Caldwell Jane C, Burton Francis L, Cobbe Stuart M, Smith Godfrey L
Institute of Cardiovascular and Medical Sciences, University of Glasgow Glasgow, UK.
Front Physiol. 2012 May 23;3:147. doi: 10.3389/fphys.2012.00147. eCollection 2012.
Clinically in ventricular fibrillation (VF), ECG amplitude, and frequency decrease as ischemia progresses and predict defibrillation success. In vitro ECG amplitude declines without ischemia, independent of VF frequencies. This study examines the contribution of cellular electrical activity and global organization to ECG amplitude changes during VF.
Rabbit hearts were Langendorff-perfused (40 mL/min, Tyrode's solution) and loaded with RH237. During VF, ECG, and epicardial optical action potentials were recorded (photodiode array; 256 sites, 15 mm × 15 mm). After 60 s of VF, perfusion was either maintained, global ischemia produced by low-flow (6 mL/min), or solution K(+) raised to 8 mM. Peak-to-peak amplitude was determined for all signals. During VF, in control, ECG amplitude decreased to a steady-state (∼57% baseline), whereas in low-flow steady-state was not reached with the amplitude continuing to fall to 33% of baseline by 600 s. Optically, LV amplitude declined more than RV, reaching significance in control (LV vs. RV; 33 ± 5 vs. 63 ± 8%, p < 0.01). During VF in 8 mM K(+), amplitude changes were more complex; ECG amplitude increased with time (105 ± 13%), whilst LV amplitude decreased (60 ± 15%, p < 0.001). Microelectrode studies showed amplitude reduction in control and 8 mM K(+) (to ∼79 and ∼93% baseline, respectively). Evaluation of electrical coordination by cross-correlation of optical signals showed as VF progressed coordination reduced in control (baseline 0.36 ± 0.02 to 0.28 ± 0.003, p < 0.01), maintained in low-flow (0.41 ± 0.03 to 0.37 ± 0.005, p = NS) and increased in 8 mM K(+) (0.36 ± 0.02 to 0.53 ± 0.08, p < 0.05).

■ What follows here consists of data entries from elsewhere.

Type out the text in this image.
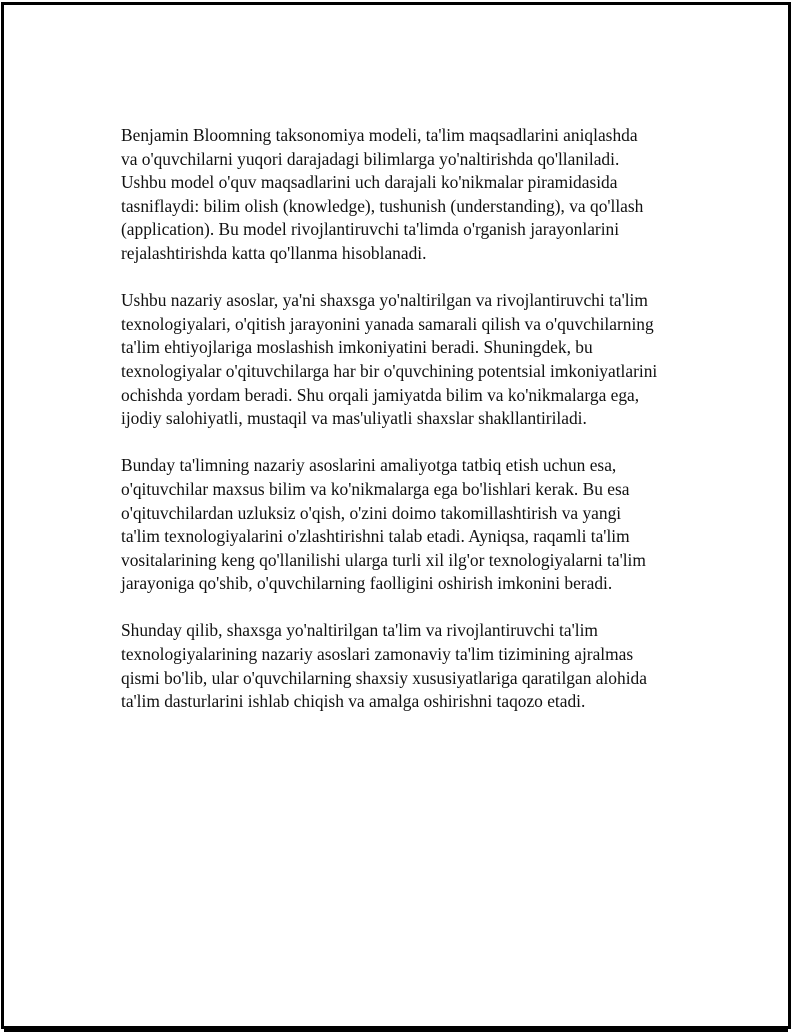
Benjamin Bloomning taksonomiya modeli, ta'lim maqsadlarini aniqlashda
va o'quvchilarni yuqori darajadagi bilimlarga yo'naltirishda qo'llaniladi.
Ushbu model o'quv maqsadlarini uch darajali ko'nikmalar piramidasida
tasniflaydi: bilim olish (knowledge), tushunish (understanding), va qo'llash
(application). Bu model rivojlantiruvchi ta'limda o'rganish jarayonlarini
rejalashtirishda katta qo'llanma hisoblanadi.

Ushbu nazariy asoslar, ya'ni shaxsga yo'naltirilgan va rivojlantiruvchi ta'lim
texnologiyalari, o'qitish jarayonini yanada samarali qilish va o'quvchilarning
ta'lim ehtiyojlariga moslashish imkoniyatini beradi. Shuningdek, bu
texnologiyalar o'qituvchilarga har bir o'quvchining potentsial imkoniyatlarini
ochishda yordam beradi. Shu orqali jamiyatda bilim va ko'nikmalarga ega,
ijodiy salohiyatli, mustaqil va mas'uliyatli shaxslar shakllantiriladi.

Bunday ta'limning nazariy asoslarini amaliyotga tatbiq etish uchun esa,
o'qituvchilar maxsus bilim va ko'nikmalarga ega bo'lishlari kerak. Bu esa
o'qituvchilardan uzluksiz o'qish, o'zini doimo takomillashtirish va yangi
ta'lim texnologiyalarini o'zlashtirishni talab etadi. Ayniqsa, raqamli ta'lim
vositalarining keng qo'llanilishi ularga turli xil ilg'or texnologiyalarni ta'lim
jarayoniga qo'shib, o'quvchilarning faolligini oshirish imkonini beradi.

Shunday qilib, shaxsga yo'naltirilgan ta'lim va rivojlantiruvchi ta'lim
texnologiyalarining nazariy asoslari zamonaviy ta'lim tizimining ajralmas
qismi bo'lib, ular o'quvchilarning shaxsiy xususiyatlariga qaratilgan alohida
ta'lim dasturlarini ishlab chiqish va amalga oshirishni taqozo etadi.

ECG amplitude decline in VF is due to a combination of decreased systolic activation at the cellular level and increased desynchronization of inter-cellular electrical activity.
在临床上,心室颤动(VF)时,随着缺血进展,心电图(ECG)幅度和频率降低,且可预测除颤成功率。在体外,ECG幅度在无缺血情况下下降,与VF频率无关。本研究探讨细胞电活动和整体组织结构对VF期间ECG幅度变化的作用。
兔心采用Langendorff灌注(40毫升/分钟,台氏液)并加载RH237。在VF期间,记录ECG和心外膜光学动作电位(光电二极管阵列;256个位点,15毫米×15毫米)。VF持续60秒后,要么维持灌注,要么通过低流量(6毫升/分钟)造成整体缺血,或将细胞外钾离子浓度[K⁺]ₒ提高到8毫摩尔。测定所有信号的峰峰值幅度。在VF期间,对照组中,ECG幅度降至稳态(约为基线的57%),而在低流量组中未达到稳态,到600秒时幅度持续降至基线的33%。从光学角度看,左心室(LV)幅度下降幅度大于右心室(RV),在对照组中具有显著性差异(LV对RV;33±5%对63±8%,p<0.01)。在8毫摩尔[K⁺]ₒ的VF期间,幅度变化更为复杂;ECG幅度随时间增加(105±13%),而LV幅度下降(60±15%,p<0.001)。微电极研究显示对照组和8毫摩尔[K⁺]ₒ时幅度降低(分别降至基线的约79%和约93%)。通过光学信号互相关评估电协调性显示,随着VF进展,对照组电协调性降低(基线0.36±0.02降至0.28±0.003,p<0.01),低流量组维持(0.41±0.03降至0.37±0.005,p=无显著性差异),8毫摩尔[K⁺]ₒ时增加(0.36±0.02升至0.53±0.08,p<0.05)。
VF时ECG幅度下降是由于细胞水平收缩期激活减少和细胞间电活动去同步化增加共同所致。